Amazon Clinic appeared to leak out about a week ago when users spotted a video on YouTube that was then quickly removed as media picked up on the attention. Now, it is launching officially, and at a critical moment.

It’s only been a few months since Amazon shut down Amazon Care, which had been a telehealth service that it created for its own employees before stepping up plans to launch it nationwide and to third-party companies. And more generally, the company is, like many others in tech, feeling the economic pinch. It is reportedly gearing up to make a big round of layoffs, potentially 10,000 jobs and possibly this week; and additionally to that it’s been downsizing and cutting a number of its operations.

Amazon Clinic is about the company taking another pass at the healthcare market, and positioning itself as a player in what is a perpetual problem in the U.S.: how to bridge the gap between people needing medical help for ailments that are more complicated than a trip to the drug store, but might not justify expensive and time-consuming trips to the doctor.

Other conditions it will cover additional to acne and pink eye include asthma refills, birth control, cold sores, dandruff, eczema, erectile dysfunction, eyelash growth, genital herpes, gastroesophageal reflux disease (GERD), hayfever, hyperlipidemia refills, hypertension refills, hypothyroidism refills, men’s hair loss, migraines, sinusitis, smoking cessation, urinary tract infections (UTIs), yeast infections and so on.

Clinic is very much built in the Amazon mold. It’s a marketplace where third parties can leverage Amazon’s platform and reach to find customers, and Amazon can leverage third parties to quickly scale what offers to its consumers. And it helps Amazon extend the business funnel for other Amazon operations — in this case Amazon Pharmacy, which can fulfill any prescriptions that come out of Clinic consultations, and has reportedly not been as big of a boom in business as expected. (Users can fill Amazon Clinic scripts in other pharmacies, too.)

We’ve asked Amazon if it plans to provide its own in-house (private label, in e-commerce parlance) telehealth consultancy alongside third parties, and what the plans are for further states, whether there are international ambitions, and if it will accept health insurance for Clinic in the future. It may well be that this is laying the groundwork for Amazon to link up what it is building here with OneMedical when that acquisition closes.

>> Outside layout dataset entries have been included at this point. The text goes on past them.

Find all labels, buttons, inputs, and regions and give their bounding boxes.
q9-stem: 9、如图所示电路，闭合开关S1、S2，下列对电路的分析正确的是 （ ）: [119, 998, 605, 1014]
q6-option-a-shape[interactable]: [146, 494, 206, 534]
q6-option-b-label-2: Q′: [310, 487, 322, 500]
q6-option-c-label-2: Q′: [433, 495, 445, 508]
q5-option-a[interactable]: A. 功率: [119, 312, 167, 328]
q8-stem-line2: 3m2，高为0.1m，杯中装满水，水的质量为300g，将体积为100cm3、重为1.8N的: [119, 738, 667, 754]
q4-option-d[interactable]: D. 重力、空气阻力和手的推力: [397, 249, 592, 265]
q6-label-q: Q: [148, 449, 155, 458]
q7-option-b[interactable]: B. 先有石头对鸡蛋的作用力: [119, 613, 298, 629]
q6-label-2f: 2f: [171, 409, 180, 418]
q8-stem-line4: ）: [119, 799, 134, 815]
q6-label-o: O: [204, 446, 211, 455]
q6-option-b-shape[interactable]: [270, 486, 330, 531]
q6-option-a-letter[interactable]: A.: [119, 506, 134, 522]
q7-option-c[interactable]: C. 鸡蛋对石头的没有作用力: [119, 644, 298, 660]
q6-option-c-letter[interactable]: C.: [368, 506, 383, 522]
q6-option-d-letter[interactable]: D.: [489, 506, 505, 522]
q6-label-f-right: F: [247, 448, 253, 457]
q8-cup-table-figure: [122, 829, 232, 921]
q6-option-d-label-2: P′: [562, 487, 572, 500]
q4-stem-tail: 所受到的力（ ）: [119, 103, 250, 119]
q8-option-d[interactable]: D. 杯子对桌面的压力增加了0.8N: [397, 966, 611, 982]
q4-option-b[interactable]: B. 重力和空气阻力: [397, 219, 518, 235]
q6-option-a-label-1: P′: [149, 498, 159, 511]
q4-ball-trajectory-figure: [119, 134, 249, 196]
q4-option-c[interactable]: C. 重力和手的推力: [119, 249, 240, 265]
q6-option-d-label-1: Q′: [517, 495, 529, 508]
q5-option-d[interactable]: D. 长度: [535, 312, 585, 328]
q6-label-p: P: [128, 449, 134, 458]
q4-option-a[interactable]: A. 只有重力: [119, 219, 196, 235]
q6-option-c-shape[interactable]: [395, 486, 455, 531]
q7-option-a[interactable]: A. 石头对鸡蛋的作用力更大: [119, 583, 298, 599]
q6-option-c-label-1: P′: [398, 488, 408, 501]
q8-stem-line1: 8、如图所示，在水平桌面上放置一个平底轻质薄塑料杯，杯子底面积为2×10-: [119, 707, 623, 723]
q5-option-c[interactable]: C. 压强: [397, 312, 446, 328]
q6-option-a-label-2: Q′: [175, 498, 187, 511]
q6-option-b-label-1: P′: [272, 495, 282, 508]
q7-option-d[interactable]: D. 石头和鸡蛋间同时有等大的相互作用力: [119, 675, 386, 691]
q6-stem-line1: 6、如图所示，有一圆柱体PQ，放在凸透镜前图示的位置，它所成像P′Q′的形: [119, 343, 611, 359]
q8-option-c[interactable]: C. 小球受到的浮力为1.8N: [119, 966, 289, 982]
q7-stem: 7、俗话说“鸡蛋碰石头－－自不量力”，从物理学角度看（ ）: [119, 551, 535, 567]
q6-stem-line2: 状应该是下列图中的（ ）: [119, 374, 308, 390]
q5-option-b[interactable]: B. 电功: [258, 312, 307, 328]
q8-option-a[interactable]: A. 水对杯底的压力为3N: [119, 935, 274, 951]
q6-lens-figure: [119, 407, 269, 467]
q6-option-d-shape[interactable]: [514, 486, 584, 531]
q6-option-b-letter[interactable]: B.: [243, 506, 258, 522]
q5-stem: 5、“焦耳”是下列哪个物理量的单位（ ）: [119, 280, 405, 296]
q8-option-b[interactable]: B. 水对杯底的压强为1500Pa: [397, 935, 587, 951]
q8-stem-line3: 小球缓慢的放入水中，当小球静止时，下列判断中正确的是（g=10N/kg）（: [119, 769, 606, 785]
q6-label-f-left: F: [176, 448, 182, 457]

The bigger picture for Amazon Clinic is that the service will sit within Amazon’s bigger ambitions in the healthcare market. The company already has an online chemist, Amazon Pharmacy, which fulfills subscriptions and lets users additional buy over-the-counter drugs via Prime memberships that ship the items within two days.

Amazon also believes its new telehealth service addresses a gap in the market for providing users with health consultations for more minor ailments. Some situations need more direct physician involvement, which might be covered with One Medical or one’s existing healthcare coverage; some situations might be addressable by visiting a pharmacy on one’s own steam.

“But we also know that sometimes you just need a quick interaction with a clinician for a common health concern that can be easily addressed virtually,” the company noted in its blog post announcing the service.

Amazon has been making inroads, and laying out its ambitions, in healthcare for a number of years. Amazon Pharmacy was launched off the back of its acquisition of PillPack. And it’s been exploring healthcare as an enterprise opportunity, with integrations of Alexa into healthcare environments.

But Amazon Care is not the only step back it’s taken in its longer journey. In 2018, it formed a JV with JP Morgan and Berkshire Hathaway to build an employee healthcare operation, appointing a high-profile doctor to lead it. That service never appeared to take shape as expected and shut up shop in 2021.